15.5. Reliability – sequences, ACKs, retransmits¶
The framing layer detects corruption with its CRCs. The reliability layer turns “detected corruption” into “the application never sees broken data” by negotiating retransmits whenever a packet doesn’t arrive intact.
15.5.1. Sequence numbers¶
Each packet header carries a one-byte sequence number, separate for each direction of travel. The sender increments the counter before transmit; the receiver checks that each received packet’s sequence is the previous one plus one (modulo 256).
Three things can show up at the receiver instead of a clean in-order packet:
The expected sequence number, with a valid CRC. The packet is delivered up to the next layer.
The expected sequence number, with a bad CRC. The receiver drops the packet and (if ACKs are negotiated) sends a NAK asking for a retransmit.
A sequence number that’s one higher than expected, with a valid CRC. The receiver knows the previous packet went missing; it sends a NAK referencing the missed sequence and stashes the new one.
The duplicate case (a retransmit arriving after the original finally made it through) is handled by checking against the expected counter: if the sequence is behind the expected one, the packet is a duplicate and the receiver discards it after sending the ACK the sender clearly didn’t get the first time.
15.5.2. ACK and NAK¶
Two flag bits in the packet header carry the reliability traffic itself:
ACK_REQset on an outgoing packet means “I want an acknowledgement back.” Data packets normally set this; status pings and one-off events may not.ACKset on a packet means “this packet is the acknowledgement for the sequence number in the header.” It carries no payload of its own.NAKset means “this packet rejects a previous one” – usually because of a bad CRC or a sequence-number gap. The header points the sender at which sequence to retransmit.
The sender runs a stop-and-wait loop: it transmits one packet that
requires acknowledgement, then waits for the matching ACK (or NAK)
before sending the next. The single-in-flight model keeps the
sender state bounded – a few hundred bytes on the smallest cams –
and matches the protocol’s role as a control channel between two
endpoints rather than a throughput-optimised pipe. On NAK the
sender retransmits the same packet with the RTX flag set so the
receiver knows it’s a retry.
15.5.3. Retransmit timing¶
If neither ACK nor NAK arrives within the retransmit timeout, the
sender retransmits the in-flight packet on its own. The timeout
defaults to 500 ms and doubles on each consecutive retry (1 s,
2 s, …). After the configured number of retries – default three
– the sender gives up and reports a transport error to the
application.
Doubling the timeout is the standard exponential backoff pattern. A short first timeout catches lost packets quickly; the doubling means a host that’s busy for a few hundred milliseconds doesn’t trigger a storm of duplicates that compound the load.

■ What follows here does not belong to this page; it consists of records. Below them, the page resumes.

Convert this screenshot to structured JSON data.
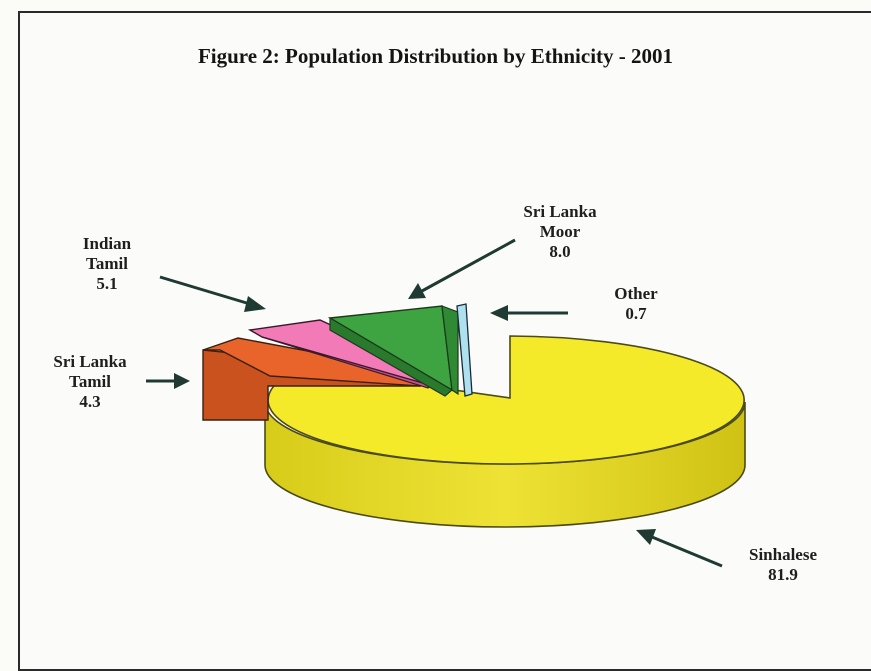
{
  "chart_data": {
    "type": "pie",
    "title": "Figure 2: Population Distribution by Ethnicity - 2001",
    "exploded": true,
    "three_d": true,
    "legend": "none",
    "slices": [
      {
        "label": [
          "Sinhalese"
        ],
        "value": "81.9",
        "color": "#f5ea2a"
      },
      {
        "label": [
          "Sri Lanka",
          "Tamil"
        ],
        "value": "4.3",
        "color": "#e8642a"
      },
      {
        "label": [
          "Indian",
          "Tamil"
        ],
        "value": "5.1",
        "color": "#f27ab6"
      },
      {
        "label": [
          "Sri Lanka",
          "Moor"
        ],
        "value": "8.0",
        "color": "#3ea341"
      },
      {
        "label": [
          "Other"
        ],
        "value": "0.7",
        "color": "#aee0ee"
      }
    ],
    "arrow_color": "#1f3a33"
  }
}
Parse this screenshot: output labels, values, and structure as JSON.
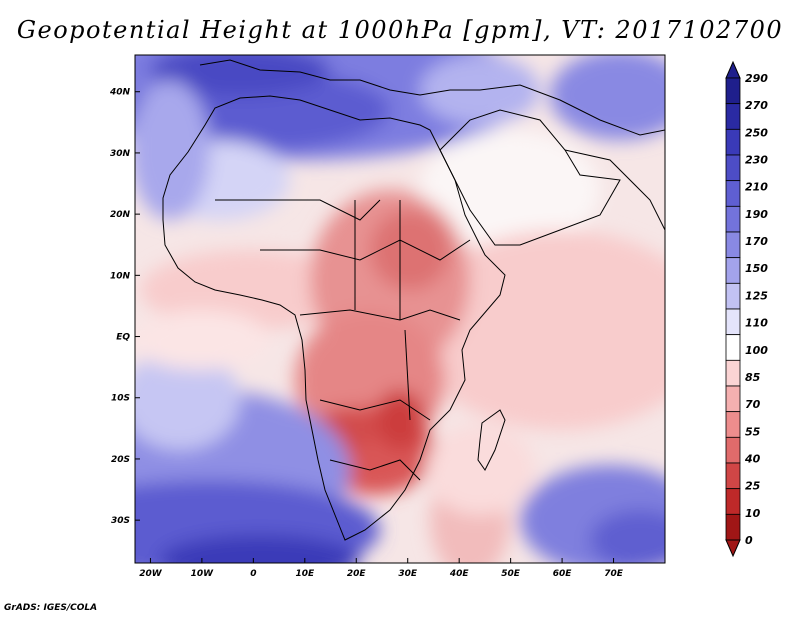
{
  "title": "Geopotential Height at 1000hPa [gpm], VT: 2017102700",
  "credit": "GrADS: IGES/COLA",
  "map": {
    "x_ticks": [
      "20W",
      "10W",
      "0",
      "10E",
      "20E",
      "30E",
      "40E",
      "50E",
      "60E",
      "70E"
    ],
    "y_ticks": [
      "40N",
      "30N",
      "20N",
      "10N",
      "EQ",
      "10S",
      "20S",
      "30S"
    ],
    "lon_range": [
      -23,
      80
    ],
    "lat_range": [
      -37,
      46
    ]
  },
  "colorbar": {
    "levels": [
      "290",
      "270",
      "250",
      "230",
      "210",
      "190",
      "170",
      "150",
      "125",
      "110",
      "100",
      "85",
      "70",
      "55",
      "40",
      "25",
      "10",
      "0"
    ],
    "colors": [
      "#1f1f8c",
      "#2a2aa3",
      "#3a3ab8",
      "#4d4dc6",
      "#5f5fd2",
      "#7373db",
      "#8989e3",
      "#a3a3ec",
      "#c2c2f3",
      "#e4e4fb",
      "#ffffff",
      "#fbd4d4",
      "#f5b0b0",
      "#ed8d8d",
      "#e06b6b",
      "#d04646",
      "#be2929",
      "#a01616"
    ]
  }
}
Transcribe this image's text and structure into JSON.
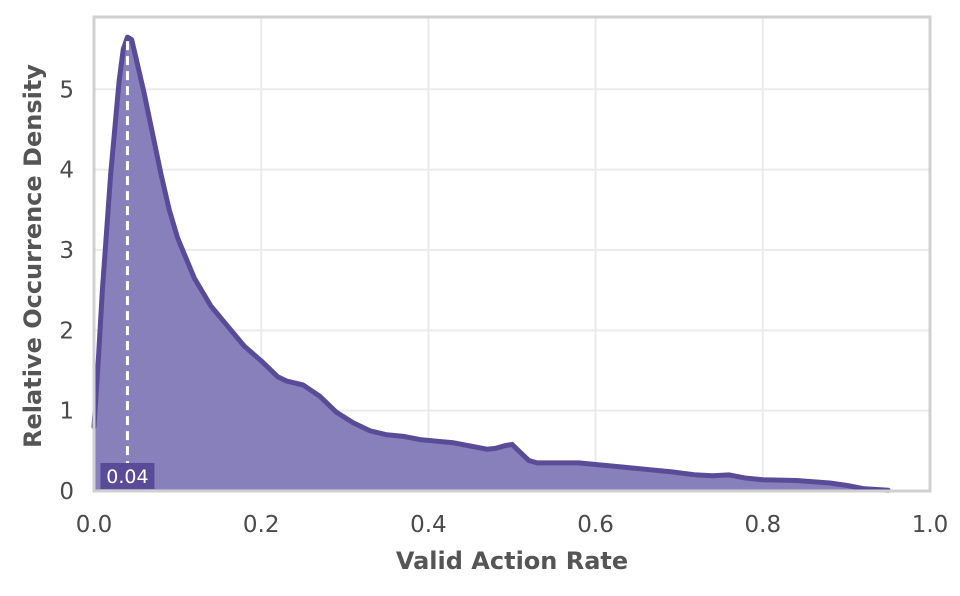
{
  "chart_data": {
    "type": "area",
    "title": "",
    "xlabel": "Valid Action Rate",
    "ylabel": "Relative Occurrence Density",
    "xlim": [
      0.0,
      1.0
    ],
    "ylim": [
      0,
      5.9
    ],
    "x_ticks": [
      "0.0",
      "0.2",
      "0.4",
      "0.6",
      "0.8",
      "1.0"
    ],
    "y_ticks": [
      "0",
      "1",
      "2",
      "3",
      "4",
      "5"
    ],
    "grid": true,
    "colors": {
      "line": "#5a4b98",
      "fill": "#8880bb",
      "frame": "#d0d0d0",
      "grid": "#ebebeb"
    },
    "series": [
      {
        "x": [
          0.0,
          0.005,
          0.01,
          0.02,
          0.03,
          0.035,
          0.04,
          0.045,
          0.05,
          0.06,
          0.07,
          0.08,
          0.09,
          0.1,
          0.12,
          0.14,
          0.16,
          0.18,
          0.2,
          0.22,
          0.23,
          0.25,
          0.27,
          0.29,
          0.31,
          0.33,
          0.35,
          0.37,
          0.39,
          0.41,
          0.43,
          0.45,
          0.47,
          0.48,
          0.49,
          0.5,
          0.51,
          0.52,
          0.53,
          0.55,
          0.58,
          0.6,
          0.63,
          0.66,
          0.69,
          0.72,
          0.74,
          0.76,
          0.78,
          0.8,
          0.84,
          0.88,
          0.9,
          0.92,
          0.95
        ],
        "values": [
          0.8,
          1.6,
          2.5,
          3.95,
          5.1,
          5.5,
          5.65,
          5.62,
          5.4,
          4.95,
          4.45,
          3.95,
          3.5,
          3.15,
          2.65,
          2.3,
          2.05,
          1.8,
          1.62,
          1.42,
          1.37,
          1.32,
          1.18,
          0.98,
          0.85,
          0.75,
          0.7,
          0.68,
          0.64,
          0.62,
          0.6,
          0.56,
          0.52,
          0.53,
          0.56,
          0.58,
          0.48,
          0.38,
          0.35,
          0.35,
          0.35,
          0.33,
          0.3,
          0.27,
          0.24,
          0.2,
          0.19,
          0.2,
          0.16,
          0.14,
          0.13,
          0.1,
          0.07,
          0.03,
          0.01
        ]
      }
    ],
    "annotations": [
      {
        "type": "vline",
        "x": 0.04,
        "label": "0.04"
      }
    ]
  }
}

15.5.4. Configuring reliability¶
Both ends can turn pieces of the reliability layer off, by agreement, when the application can afford to lose data:
protocol.init(ack=False)disables per-packet ACKs. The sender fires and forgets; the receiver delivers whatever arrives. Good for streaming sensor data where a stale sample is acceptable.protocol.init(seq=False)turns sequence-number tracking off, which implies ACKs off too. Useful only on perfectly reliable transports.protocol.init(crc=False)turns the CRC validation off but leaves the rest of the framing intact. Worth doing only when the transport itself is robust enough that CRC errors don’t happen.
The defaults – everything on – are the right starting point for any host-to-cam debugging session. Once the application is in production the trade-offs become specific to its data and its transport.
15.5.5. The status codes¶
When a transport error does propagate up to application code it arrives as a status code. The protocol library defines ten:
SUCCESS– operation completed.FAILED– command failed for an unspecified reason.INVALID– the receiver rejected the command or one of its arguments.TIMEOUT– a retry timer ran out.BUSY– the cam is busy (typically a locked channel).CHECKSUM– the header or payload CRC didn’t match.SEQUENCE– the sequence number was out of order beyond what the layer can recover from.OVERFLOW– a payload exceeded the negotiated maximum.FRAGMENT– a multi-fragment message arrived with missing pieces.UNKNOWN– a defensive catch-all for genuinely unexpected conditions.
Host code calling channel_read() sees
these as Python exceptions; cam-side application code that has
opted into custom error handling sees them as return values from
the backend callbacks. Most cam apps don’t need to look at the
status codes at all – the library handles the retry, and only
genuinely unrecoverable failures (e.g. the transport itself is
gone) reach the application.
With framing in place to detect corruption and reliability in place to recover from it, the wire-level work is done. Application code sees framed, ordered, intact packets; the bytes inside them are free to mean whatever the channel above wants them to.